A potentiometer is the best analogue device for this activity.

Replace the button in your circuit using a potentiometer. Follow the wiring diagram below to link it to an analogue pin.


Potentiometer connected using an LED into the Pico

In a brand new file in Thonny, you may first read the resistance of the potentiometer.

Add this code to a different file, then run it.

from machine import ADC, Pin

import time

adc = ADC(Pin(26))

while True:



Turn the potentiometer to understand your maximum and minimum values.

They need to be about between 0 and 65025.

Now you can use this value to control the duty cycle for PWM on the LED.

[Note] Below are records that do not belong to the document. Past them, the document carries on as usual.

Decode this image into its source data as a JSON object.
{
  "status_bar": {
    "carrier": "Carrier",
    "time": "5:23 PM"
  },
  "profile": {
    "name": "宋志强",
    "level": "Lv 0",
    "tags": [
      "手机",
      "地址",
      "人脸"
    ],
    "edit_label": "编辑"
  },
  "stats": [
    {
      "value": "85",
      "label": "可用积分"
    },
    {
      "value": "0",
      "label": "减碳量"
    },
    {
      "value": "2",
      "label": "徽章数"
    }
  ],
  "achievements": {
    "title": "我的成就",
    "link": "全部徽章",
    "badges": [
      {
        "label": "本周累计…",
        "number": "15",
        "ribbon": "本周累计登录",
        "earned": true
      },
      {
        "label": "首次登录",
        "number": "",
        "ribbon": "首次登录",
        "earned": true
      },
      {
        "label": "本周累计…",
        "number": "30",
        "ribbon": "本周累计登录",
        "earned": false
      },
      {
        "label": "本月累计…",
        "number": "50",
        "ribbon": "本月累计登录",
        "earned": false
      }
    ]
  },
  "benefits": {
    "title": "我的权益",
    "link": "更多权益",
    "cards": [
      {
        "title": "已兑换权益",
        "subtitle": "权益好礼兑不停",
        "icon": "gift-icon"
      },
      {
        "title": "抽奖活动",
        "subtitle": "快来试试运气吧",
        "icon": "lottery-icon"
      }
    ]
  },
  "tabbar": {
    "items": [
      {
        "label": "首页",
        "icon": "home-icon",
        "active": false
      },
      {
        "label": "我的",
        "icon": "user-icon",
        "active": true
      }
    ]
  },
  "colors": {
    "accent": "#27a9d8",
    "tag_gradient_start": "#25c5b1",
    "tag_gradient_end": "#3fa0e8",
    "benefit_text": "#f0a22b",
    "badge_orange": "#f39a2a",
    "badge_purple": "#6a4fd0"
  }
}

Change the code to the following. Once you have run it, then tune the dial on the potentiometer to control the LED's brightness.

from machine import Pin, PWM, ADC

pwm = PWM(Pin(15))

adc = ADC(Pin(26))


while True:

duty = adc.read_u16()


Save your job 

Power your Raspberry Pi Pico

If you would like to run your Raspberry Pi Pico without it being connected to a computer, you need to use a USB power supply.

Safe working voltages are between 1.8V and 5.5V.

To automatically run a MicroPython program, simply save it to the apparatus with the name main.py

In Thonny, click on the File menu and then Save for the last program you wrote.

When prompted, choose 'MicroPython apparatus' in the pop up menu.

Name your file main.py

You can now disconnect your Raspberry Pi Pico from your computer and utilize a micro USB cable to connect it to a cell energy source, like a battery pack.

Once joined, the main.py file should operate automatically so you are able to interact with the components attached to your Raspberry Pi Pico.